25. Le 31 mai 2000, le Secrétariat a reçu une lettre du plaignant demandant
la décision
prise par la Commission à sa 27ème session ordinaire.
26. Cette décision a été communiquée aux parties le 6 juillet 2000. Le
Secrétariat a
également accusé réception de la lettre du plaignant du 31 mai 2000.
27. Le 27 septembre 2000, le Secrétariat a reçu une Note verbale du Haut
Commissariat de
l’Etat défendeur en Gambie supposée contenir des arguments sur le fond
des
communications 224/98 et 225/98. Cependant, la substance ne concernait
que la
première communication.
28. Le 3 octobre 2000, le Secrétariat de la Commission a accusé réception
de la Note
verbale et a relevé l’anomalie. Une copie de cette note a également été
transmise au
plaignant pour commentaires.
29. Au cours de la session de la Commission au Bénin, l'Etat défendeur
a soumis des
arguments supplémentaires sur le fond de l'affaire.
La réponse de l’Etat défendeur
30. Le Gouvernement du Nigeria soutient que le procès s’est déroulé dans
le cadre d’une
loi qui était légalement promulguée par l’autorité compétente de l’époque.
La loi relative
à la trahison et autres crimes (Tribunal militaire spécial), section 444
du Code des lois
de la République fédérale du Nigeria de 1990, dans le cadre duquel Malaolu
a été jugé, a
remplacé le Décret no. 1 de 1986 relatif à la trahison et autres délits
(Tribunal militaire
spécial), promulgué par le Gouvernement militaire dirigé par le Général
Ibrahim
Babangida (Rtd). Malaolu a donc été inculpé, jugé et condamné à l’emprisonnement
à
vie conformément aux dispositions d’une loi bien connue.

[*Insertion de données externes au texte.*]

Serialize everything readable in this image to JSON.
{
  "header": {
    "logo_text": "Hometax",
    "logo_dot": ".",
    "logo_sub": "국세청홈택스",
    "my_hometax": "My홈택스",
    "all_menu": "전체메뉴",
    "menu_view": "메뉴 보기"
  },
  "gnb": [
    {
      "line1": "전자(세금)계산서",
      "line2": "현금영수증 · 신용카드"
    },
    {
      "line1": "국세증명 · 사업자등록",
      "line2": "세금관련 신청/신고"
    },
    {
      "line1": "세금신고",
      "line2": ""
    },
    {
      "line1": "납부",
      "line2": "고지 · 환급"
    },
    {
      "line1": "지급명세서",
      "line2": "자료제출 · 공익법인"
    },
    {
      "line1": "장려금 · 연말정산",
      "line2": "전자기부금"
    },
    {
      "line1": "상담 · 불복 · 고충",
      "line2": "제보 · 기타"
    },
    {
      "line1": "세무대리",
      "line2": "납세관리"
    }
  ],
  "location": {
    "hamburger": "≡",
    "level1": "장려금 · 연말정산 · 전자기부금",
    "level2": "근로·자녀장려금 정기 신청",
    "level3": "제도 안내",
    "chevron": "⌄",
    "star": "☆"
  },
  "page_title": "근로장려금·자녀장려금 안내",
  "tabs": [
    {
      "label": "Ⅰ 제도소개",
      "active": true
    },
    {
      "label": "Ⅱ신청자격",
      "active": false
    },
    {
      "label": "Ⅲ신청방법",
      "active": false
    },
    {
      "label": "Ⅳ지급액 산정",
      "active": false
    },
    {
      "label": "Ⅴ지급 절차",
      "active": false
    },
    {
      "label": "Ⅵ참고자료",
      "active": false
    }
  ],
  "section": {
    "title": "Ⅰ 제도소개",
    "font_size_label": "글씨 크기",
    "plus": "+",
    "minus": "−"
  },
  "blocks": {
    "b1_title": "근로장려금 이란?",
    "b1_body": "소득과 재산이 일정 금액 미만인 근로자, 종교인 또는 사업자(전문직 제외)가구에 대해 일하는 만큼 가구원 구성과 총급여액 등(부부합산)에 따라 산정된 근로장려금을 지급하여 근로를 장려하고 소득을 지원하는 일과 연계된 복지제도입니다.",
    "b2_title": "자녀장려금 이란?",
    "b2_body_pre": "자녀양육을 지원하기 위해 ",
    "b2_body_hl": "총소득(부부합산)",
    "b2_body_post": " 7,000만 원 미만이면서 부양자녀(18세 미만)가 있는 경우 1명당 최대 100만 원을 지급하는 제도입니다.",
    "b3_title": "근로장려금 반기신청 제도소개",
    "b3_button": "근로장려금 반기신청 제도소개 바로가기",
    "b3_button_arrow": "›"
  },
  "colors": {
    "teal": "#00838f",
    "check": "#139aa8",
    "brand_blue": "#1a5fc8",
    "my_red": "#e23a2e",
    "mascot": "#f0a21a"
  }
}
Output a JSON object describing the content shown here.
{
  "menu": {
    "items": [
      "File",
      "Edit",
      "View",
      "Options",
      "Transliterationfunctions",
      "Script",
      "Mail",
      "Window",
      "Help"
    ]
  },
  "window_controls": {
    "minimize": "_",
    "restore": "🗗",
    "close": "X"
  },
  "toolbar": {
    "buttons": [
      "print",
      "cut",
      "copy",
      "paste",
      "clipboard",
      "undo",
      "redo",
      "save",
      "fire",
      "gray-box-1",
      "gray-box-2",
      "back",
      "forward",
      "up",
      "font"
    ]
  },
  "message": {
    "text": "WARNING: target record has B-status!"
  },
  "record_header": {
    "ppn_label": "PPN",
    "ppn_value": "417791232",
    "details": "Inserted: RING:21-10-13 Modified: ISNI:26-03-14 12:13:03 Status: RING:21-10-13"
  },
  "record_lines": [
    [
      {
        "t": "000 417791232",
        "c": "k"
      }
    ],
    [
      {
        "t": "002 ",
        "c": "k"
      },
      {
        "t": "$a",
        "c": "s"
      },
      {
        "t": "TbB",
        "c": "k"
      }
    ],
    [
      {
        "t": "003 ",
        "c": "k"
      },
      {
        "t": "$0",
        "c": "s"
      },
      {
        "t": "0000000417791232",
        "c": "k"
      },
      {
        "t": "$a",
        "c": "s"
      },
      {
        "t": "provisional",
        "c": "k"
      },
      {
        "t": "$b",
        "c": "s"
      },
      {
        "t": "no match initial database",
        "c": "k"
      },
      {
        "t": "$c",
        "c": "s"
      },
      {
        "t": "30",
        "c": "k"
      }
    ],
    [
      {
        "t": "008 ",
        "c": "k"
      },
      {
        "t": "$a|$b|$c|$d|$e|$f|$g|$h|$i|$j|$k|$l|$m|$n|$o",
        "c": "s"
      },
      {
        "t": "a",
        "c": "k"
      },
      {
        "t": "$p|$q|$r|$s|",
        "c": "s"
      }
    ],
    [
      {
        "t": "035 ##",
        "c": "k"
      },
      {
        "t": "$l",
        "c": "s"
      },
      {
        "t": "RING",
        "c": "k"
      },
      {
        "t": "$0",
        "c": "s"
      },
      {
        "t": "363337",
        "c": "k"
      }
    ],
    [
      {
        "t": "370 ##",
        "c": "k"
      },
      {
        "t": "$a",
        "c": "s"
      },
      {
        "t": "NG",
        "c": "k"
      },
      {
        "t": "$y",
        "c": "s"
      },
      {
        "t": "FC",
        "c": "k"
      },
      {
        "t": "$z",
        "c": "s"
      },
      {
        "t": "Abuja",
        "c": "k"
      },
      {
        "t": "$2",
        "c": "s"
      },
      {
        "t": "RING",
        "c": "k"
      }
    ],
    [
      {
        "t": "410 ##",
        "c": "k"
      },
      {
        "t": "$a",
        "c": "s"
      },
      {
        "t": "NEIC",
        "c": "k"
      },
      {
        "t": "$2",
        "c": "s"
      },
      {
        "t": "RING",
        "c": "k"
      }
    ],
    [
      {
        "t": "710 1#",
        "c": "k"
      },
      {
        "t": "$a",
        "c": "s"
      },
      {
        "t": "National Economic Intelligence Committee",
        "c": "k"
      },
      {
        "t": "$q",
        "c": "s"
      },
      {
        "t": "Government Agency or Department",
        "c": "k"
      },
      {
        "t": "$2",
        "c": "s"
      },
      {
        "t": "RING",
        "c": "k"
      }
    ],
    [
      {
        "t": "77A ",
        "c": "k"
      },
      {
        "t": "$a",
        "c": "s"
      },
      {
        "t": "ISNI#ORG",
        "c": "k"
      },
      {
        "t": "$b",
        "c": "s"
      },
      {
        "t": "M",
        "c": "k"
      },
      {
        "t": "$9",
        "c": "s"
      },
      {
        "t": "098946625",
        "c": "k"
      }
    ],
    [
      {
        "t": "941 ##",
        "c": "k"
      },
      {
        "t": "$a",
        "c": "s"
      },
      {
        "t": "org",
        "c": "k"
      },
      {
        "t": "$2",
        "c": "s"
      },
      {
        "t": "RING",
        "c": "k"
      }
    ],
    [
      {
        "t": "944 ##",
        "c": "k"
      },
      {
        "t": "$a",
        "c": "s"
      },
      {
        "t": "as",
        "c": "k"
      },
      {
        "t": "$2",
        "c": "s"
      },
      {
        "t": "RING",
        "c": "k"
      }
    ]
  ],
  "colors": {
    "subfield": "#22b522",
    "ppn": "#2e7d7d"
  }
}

31. Le Gouvernement affirme que Malaolu a été jugé avec d’autres personnes
accusées
d’implication dans un coup allégué, qui visait à renverser le feu Général
Sani Abacha. Il
affirme que sans parler du bien ou du non fondé du procès, l’affaire n’est
pas un cas
apparent de victimisation dirigée contre Malaolu ou sa profession. En effet,
un ou deux
autres journalistes ont été condamnés à une peine de prison au cours du
même procès.
32. Il affirme que toute cette histoire s’est déroulée sous le règne d’un
régime militaire
prolongé. Le monde entier sait que les régimes militaires sont des systèmes
anormaux et
une aberration pénible. Il n’y avait aucun moyen de contrôler les abus
des droits
humains fondamentaux par une junte militaire déterminée à rester au pouvoir
à tout
prix.
33. S’agissant de l’allégation que le procès n’était pas équitable, le
gouvernement explique
que le droit à un procès équitable et public était soumis à une clause
que la cour ou le
tribunal peut exclure toute personne autre que les parties dans l’intérêt
de la défense de
la sécurité et de l’ordre public.
34. Le gouvernement du Nigeria affirme et réitère sa capacité et sa détermination
à
défendre et à promouvoir les droits de ses citoyens et se propose d’envoyer
une bonne
représentation à l’audition de ce cas.
Réponse supplémentaire par l'Etat défendeur
35. M. Malaolu a été arrêté, détenu, jugé et condamné sous une existante
législation
promulguée par une administration militaire "légitime" qui
a été imposée au peuple du
Nigeria :
Néanmoins, le régime militaire du Général Abubakar a fait que M. Malaolu
puisse
bénéficier du pardon et qu'il puisse intenter une action devant une cour
ordinaire pour
violation de ses droits et introduire une pétition devant la Commission
Judiciaire d'enquête
sur les violations des Droits de l'Homme. Entre-temps, l'abominable législation
a été
annulée.
LE DROIT
La recevabilité
36. À sa 25ème session ordinaire tenue à Bujumbura, Burundi, la Commission
a demandé
au Secrétariat de lui donner son avis sur l'article 56(7) de la Charte
compte tenu de la
situation politique prévalant au Nigeria. Se basant sur la jurisprudence
de la
Commission, le Secrétariat a fondé son avis sur le principe de droit international
bien
connu qu'un nouveau gouvernement hérite des engagements internationaux
du
gouvernement qui l'a précédé, y compris la responsabilité des forfaits
de ce
gouvernement précédent (voir le Krishna Achutan et Amnesty International
c/
Malawi, communications 62/92, 68/92 et 78/92).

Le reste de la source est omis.